Performance of Assemblies



ACCORDING to a report released by Pakistan Institute of Legislative Development and Transparency (PILDAT) on Tuesday, each of the four provincial assemblies has recorded a decline in legislation, working hours and attendance of chief ministers in their third parliamentary year as compared to the second one.

Instead of accelerating their performance, the report indicates that the provincial assemblies have shown a declining trend across most, if not all, Key Performance Indicators (KPIs).

Firstly, the PILDAT really deserves appreciation for coming with such parliamentary oversight reports every year, reminding the members of parliament of their role and responsibilities towards strengthening Parliament.

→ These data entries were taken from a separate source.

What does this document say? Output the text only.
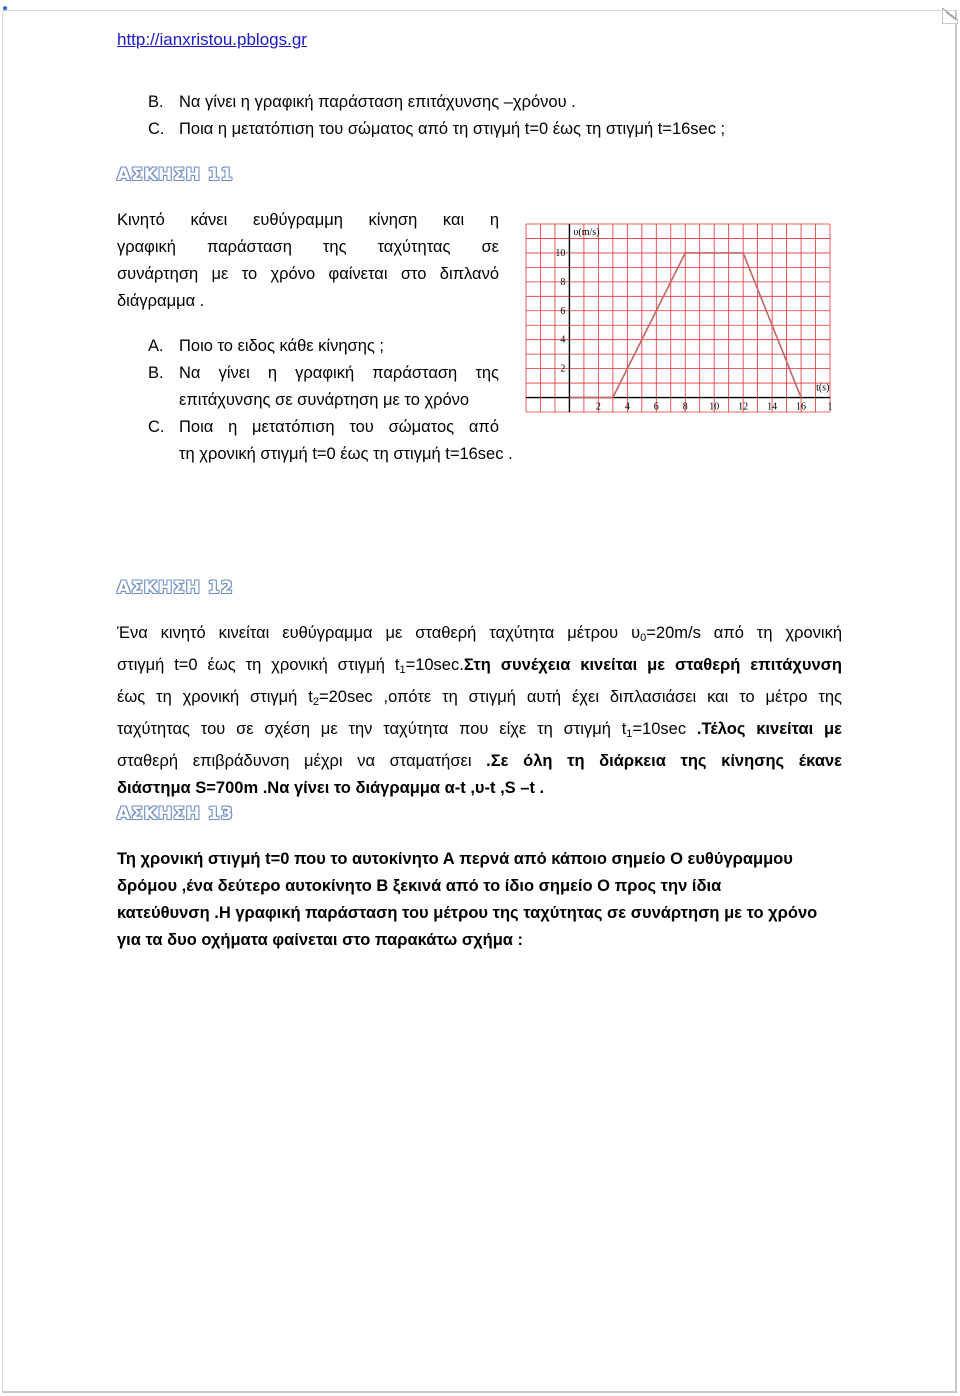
●
http://ianxristou.pblogs.gr
B. Να γίνει η γραφική παράσταση επιτάχυνσης –χρόνου .
C. Ποια η μετατόπιση του σώματος από τη στιγμή t=0 έως τη στιγμή t=16sec ;
ΑΣΚΗΣΗ 11
Κινητό κάνει ευθύγραμμη κίνηση και η
γραφική παράσταση της ταχύτητας σε
συνάρτηση με το χρόνο φαίνεται στο διπλανό
διάγραμμα .
A. Ποιο το ειδος κάθε κίνησης ;
B. Να γίνει η γραφική παράσταση της
επιτάχυνσης σε συνάρτηση με το χρόνο
C. Ποια η μετατόπιση του σώματος από
τη χρονική στιγμή t=0 έως τη στιγμή t=16sec .
2 4 6 8 10 12 14 16 1
10
8
6
4
2
υ(m/s)
t(s)
ΑΣΚΗΣΗ 12
Ένα κινητό κινείται ευθύγραμμα με σταθερή ταχύτητα μέτρου $\upsilon_0=20m/s$ από τη χρονική
στιγμή t=0 έως τη χρονική στιγμή $t_1=10\sec.\Sigma\tau\eta$ συνέχεια κινείται με σταθερή επιτάχυνση
έως τη χρονική στιγμή $t_2=20\sec$ ,οπότε τη στιγμή αυτή έχει διπλασιάσει και το μέτρο της
ταχύτητας του σε σχέση με την ταχύτητα που είχε τη στιγμή $t_1=10\sec$ .Τέλος κινείται με
σταθερή επιβράδυνση μέχρι να σταματήσει .Σε όλη τη διάρκεια της κίνησης έκανε
διάστημα S=700m .Να γίνει το διάγραμμα α-t ,υ-t ,S –t .
ΑΣΚΗΣΗ 13
Τη χρονική στιγμή t=0 που το αυτοκίνητο Α περνά από κάποιο σημείο Ο ευθύγραμμου
δρόμου ,ένα δεύτερο αυτοκίνητο Β ξεκινά από το ίδιο σημείο Ο προς την ίδια
κατεύθυνση .Η γραφική παράσταση του μέτρου της ταχύτητας σε συνάρτηση με το χρόνο
για τα δυο οχήματα φαίνεται στο παρακάτω σχήμα :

The organization also remains at the forefront in capacity building of the MPs. However, it is really disturbing and worrisome that these elected representatives do not take their responsibilities seriously.

In the public eye, these assemblies are nothing more than a debating club. The people want their representatives to discuss the problems faced by them and the country and come up with concrete solutions but nothing of the sort is happening.

Unfortunately, the members spend most of their time in assemblies in point scoring and mudslinging rather than concentrating on the public welfare. The situation is no different in the National Assembly and the Senate.

Though the legislative activity witnessed a sharp increase in the third parliamentary year of National Assembly as it passed sixty laws, but scenes witnessed during this period with members resorting to bad mouthing and punching each other has really dented the image of Parliament.

Hence, in the first place, it is important that the members whilst rising above lip service and political affiliation must work towards promoting good parliamentary practices.

Senior parliamentarians have an important role in this regard. They must demonstrate greater maturity in their conduct to set an example for the junior lot.

If the legislature is to respond to public needs and also exercise oversight of the executive, it is important to make the standing committee system more vibrant and effective.

The committees’ additional value lies in their ability to lead the debate on specific policies; conduct detailed investigations and inquiries on issues of public importance; and engage civil society in the legislative process.

Particularly urgent issues include electoral reform, public expenditure and budgetary allocations, law and order and human rights.